English Conservatives and schools for the poor c.1780-1833 : a study of the sunday school, school of industry and the Philanthropic Society's School for vagrant and Criminal Children.
posted on 2009-03-30, 10:34authored byMalcolm McKinnon Dick
The chapters of this thesis concentrate upon three kinds of schools, all of which achieved initial significance in the 1780s: Sunday schools, schools of industry and the Philanthropic Society's institutions for the education of vagrant and criminal children. The thesis examines the providers of education and their doctrines, the process and content of schooling inside the establishments which they created, and the reactions of parents and children to the kind of education ostensibly provided for their benefit. In analysing the process and content of education, the study investigates the patterns of organization, forms of authority, assumptions about learning, pedagogy, the curriculum, rewards and punishments, and social welfare, contained in and provided by the schools. The ways in which the "consumers" of schooling, parents and children, received the education provided, enables some assessment to be made of the impact of instruction upon those it was designed to affect.

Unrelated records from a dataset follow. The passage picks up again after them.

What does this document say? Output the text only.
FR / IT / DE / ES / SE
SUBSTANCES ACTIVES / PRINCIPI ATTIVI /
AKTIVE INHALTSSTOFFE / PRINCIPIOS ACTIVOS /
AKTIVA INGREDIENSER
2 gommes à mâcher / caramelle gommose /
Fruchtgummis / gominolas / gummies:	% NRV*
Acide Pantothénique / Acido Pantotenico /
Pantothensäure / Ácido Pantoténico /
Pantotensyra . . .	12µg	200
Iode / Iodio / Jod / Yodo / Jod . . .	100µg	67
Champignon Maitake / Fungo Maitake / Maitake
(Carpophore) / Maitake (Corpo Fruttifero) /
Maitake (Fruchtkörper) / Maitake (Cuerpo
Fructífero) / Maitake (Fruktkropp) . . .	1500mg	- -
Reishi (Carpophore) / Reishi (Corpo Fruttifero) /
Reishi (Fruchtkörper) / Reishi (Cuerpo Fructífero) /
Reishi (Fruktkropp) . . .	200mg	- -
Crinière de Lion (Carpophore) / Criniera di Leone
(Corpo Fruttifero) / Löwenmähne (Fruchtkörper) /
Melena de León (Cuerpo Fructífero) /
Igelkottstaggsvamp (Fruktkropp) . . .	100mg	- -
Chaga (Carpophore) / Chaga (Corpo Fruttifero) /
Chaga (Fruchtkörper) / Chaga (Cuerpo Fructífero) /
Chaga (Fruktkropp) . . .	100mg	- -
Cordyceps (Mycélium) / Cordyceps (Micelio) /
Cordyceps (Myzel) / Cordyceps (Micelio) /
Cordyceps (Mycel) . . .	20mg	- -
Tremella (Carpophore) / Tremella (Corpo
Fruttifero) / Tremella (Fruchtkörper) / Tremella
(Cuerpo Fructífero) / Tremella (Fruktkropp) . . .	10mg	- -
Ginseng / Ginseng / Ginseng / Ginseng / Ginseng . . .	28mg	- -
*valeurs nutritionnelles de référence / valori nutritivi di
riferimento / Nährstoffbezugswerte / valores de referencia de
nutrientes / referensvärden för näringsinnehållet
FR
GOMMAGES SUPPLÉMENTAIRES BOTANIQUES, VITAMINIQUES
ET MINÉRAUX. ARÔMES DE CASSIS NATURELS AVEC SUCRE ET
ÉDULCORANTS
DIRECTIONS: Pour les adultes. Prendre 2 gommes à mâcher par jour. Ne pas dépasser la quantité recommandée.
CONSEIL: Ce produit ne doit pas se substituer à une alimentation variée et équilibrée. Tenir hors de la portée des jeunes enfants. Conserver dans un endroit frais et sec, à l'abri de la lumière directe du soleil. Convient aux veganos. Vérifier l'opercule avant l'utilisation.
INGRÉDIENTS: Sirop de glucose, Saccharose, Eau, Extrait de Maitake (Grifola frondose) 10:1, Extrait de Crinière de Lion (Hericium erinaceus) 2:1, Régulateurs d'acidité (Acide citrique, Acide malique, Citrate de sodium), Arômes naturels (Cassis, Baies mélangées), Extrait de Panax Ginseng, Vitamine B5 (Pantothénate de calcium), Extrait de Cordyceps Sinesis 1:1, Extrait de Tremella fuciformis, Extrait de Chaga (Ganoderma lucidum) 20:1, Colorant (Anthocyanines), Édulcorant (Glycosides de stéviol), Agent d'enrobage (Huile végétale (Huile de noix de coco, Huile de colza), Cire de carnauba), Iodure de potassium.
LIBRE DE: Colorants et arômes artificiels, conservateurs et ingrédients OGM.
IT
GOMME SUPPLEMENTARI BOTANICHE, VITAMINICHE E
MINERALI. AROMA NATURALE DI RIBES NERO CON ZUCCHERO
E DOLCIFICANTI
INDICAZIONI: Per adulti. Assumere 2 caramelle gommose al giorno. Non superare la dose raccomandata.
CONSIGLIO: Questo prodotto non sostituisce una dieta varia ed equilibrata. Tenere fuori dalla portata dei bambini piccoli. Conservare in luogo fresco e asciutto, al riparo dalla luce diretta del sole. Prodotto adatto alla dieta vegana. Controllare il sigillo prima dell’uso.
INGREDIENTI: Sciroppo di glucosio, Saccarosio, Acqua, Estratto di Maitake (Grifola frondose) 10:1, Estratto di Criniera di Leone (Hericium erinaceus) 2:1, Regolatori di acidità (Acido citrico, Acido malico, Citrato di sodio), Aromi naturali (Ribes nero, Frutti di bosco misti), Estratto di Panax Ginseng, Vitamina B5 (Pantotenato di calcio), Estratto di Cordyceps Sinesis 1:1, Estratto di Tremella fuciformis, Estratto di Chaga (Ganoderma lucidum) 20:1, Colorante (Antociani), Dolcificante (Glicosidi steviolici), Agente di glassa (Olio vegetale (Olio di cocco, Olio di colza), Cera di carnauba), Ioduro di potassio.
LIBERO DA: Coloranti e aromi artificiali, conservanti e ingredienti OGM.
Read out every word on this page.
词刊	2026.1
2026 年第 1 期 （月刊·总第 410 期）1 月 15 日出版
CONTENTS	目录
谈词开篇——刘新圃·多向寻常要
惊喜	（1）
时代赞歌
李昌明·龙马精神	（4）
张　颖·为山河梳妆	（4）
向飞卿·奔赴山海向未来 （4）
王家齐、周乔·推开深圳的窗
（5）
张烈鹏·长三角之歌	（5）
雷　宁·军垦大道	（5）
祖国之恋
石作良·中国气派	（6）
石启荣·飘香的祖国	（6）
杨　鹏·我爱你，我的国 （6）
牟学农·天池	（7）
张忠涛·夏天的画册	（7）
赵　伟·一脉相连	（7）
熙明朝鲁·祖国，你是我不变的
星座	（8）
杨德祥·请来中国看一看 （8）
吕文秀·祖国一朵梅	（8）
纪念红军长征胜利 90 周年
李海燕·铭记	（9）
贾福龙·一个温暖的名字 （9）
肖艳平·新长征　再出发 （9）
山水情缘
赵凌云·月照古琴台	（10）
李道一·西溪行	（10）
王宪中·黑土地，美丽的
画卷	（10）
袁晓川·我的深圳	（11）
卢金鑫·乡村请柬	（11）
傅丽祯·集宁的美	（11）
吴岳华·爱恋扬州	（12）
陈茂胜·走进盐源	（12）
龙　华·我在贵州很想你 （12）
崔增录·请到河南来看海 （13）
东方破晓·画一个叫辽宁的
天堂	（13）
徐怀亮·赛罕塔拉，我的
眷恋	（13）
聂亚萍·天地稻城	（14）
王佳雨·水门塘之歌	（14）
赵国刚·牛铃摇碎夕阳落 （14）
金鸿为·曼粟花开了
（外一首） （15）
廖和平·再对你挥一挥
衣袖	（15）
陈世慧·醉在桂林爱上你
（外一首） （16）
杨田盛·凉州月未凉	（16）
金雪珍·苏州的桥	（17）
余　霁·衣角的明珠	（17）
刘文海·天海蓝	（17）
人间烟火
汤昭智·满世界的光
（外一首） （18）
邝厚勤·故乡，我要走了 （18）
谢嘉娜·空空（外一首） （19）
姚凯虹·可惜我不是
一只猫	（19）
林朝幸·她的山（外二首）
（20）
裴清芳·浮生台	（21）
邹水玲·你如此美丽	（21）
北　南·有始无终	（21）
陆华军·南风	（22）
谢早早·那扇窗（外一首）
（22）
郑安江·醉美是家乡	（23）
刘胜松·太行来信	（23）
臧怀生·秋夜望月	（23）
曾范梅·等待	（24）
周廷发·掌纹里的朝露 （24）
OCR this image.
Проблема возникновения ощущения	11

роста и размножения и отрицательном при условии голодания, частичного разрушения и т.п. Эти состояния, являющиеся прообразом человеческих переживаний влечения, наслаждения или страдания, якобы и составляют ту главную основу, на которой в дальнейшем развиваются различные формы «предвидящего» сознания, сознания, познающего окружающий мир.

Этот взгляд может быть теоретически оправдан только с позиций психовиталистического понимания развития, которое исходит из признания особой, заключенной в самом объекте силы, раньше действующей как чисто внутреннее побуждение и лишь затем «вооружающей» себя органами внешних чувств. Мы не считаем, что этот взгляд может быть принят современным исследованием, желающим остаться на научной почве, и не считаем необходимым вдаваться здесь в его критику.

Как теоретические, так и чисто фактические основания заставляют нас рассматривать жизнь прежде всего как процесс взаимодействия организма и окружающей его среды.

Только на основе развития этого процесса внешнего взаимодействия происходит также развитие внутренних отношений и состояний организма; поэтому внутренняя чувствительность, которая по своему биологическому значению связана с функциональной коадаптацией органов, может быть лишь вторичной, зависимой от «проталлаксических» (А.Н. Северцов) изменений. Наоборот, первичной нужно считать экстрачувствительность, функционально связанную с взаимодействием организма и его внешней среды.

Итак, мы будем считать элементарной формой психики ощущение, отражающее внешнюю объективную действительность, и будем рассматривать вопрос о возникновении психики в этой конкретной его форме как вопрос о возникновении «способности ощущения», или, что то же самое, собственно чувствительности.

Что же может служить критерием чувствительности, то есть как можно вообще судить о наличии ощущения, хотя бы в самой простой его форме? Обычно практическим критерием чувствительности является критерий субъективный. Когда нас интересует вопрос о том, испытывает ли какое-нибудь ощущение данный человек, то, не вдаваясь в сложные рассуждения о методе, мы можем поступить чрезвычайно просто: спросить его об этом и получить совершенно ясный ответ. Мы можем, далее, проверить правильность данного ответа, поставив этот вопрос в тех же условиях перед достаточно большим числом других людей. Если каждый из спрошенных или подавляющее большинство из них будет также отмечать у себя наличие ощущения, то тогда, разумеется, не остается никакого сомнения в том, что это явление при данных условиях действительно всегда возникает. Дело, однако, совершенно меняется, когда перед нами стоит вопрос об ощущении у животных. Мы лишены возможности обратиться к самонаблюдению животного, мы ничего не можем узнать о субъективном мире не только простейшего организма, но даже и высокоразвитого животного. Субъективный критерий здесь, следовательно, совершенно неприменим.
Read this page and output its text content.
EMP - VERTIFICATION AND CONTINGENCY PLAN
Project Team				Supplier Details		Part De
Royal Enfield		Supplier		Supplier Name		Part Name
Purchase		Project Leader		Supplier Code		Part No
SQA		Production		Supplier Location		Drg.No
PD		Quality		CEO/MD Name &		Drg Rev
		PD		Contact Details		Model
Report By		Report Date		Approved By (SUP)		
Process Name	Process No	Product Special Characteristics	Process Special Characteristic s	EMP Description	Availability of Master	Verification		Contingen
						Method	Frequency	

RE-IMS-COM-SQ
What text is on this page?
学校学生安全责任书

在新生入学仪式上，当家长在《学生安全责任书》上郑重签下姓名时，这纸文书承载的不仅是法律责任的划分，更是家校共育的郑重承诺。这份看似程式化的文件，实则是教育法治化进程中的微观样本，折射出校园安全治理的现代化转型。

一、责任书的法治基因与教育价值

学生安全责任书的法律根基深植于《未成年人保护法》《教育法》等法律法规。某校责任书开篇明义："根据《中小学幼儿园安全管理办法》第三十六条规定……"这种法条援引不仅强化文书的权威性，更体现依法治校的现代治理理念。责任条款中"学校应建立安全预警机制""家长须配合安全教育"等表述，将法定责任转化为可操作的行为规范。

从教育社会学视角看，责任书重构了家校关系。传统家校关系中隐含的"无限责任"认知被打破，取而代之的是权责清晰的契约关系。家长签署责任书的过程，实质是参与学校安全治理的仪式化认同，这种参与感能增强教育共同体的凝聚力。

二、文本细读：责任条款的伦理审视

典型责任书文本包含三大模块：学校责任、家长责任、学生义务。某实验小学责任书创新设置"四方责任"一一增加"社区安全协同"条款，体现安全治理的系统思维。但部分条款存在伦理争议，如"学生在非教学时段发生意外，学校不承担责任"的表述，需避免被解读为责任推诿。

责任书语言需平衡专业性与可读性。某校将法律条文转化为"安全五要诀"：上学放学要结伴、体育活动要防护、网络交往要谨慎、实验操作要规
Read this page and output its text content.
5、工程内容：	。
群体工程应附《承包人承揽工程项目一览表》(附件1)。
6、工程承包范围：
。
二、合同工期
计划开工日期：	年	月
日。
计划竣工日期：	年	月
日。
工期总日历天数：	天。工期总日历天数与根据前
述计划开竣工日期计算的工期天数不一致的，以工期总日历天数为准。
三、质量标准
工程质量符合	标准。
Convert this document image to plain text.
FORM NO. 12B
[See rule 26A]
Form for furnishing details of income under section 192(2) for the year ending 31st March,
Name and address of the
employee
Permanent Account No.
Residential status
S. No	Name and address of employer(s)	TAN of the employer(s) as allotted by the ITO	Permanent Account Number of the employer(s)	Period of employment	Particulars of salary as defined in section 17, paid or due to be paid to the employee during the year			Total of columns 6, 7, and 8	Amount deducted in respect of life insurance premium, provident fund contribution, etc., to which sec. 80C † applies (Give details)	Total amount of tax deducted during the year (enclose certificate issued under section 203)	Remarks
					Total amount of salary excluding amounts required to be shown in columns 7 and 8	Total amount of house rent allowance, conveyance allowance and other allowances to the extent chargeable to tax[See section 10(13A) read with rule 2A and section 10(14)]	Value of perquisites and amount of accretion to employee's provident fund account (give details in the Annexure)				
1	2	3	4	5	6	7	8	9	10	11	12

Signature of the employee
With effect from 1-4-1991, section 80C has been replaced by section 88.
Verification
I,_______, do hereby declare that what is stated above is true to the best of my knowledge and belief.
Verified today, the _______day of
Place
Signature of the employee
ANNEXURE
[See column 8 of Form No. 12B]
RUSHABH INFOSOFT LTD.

Attention in the thesis, is largely concentrated upon the operation of the three kinds of schools in London and the Midlands, although other areas in England provide some evidence to support the contentions which the work contains. This chapter is in three parts. The first section considers some historiographical issues relevant to a study of education between 1780 and 1833. The second part attempts to explain the reasons why education was seen as socially significant by its promoters and the final section focuses upon the social ideas which provided the theoretical bases of the specific educational schemes examined in subsequent chapters.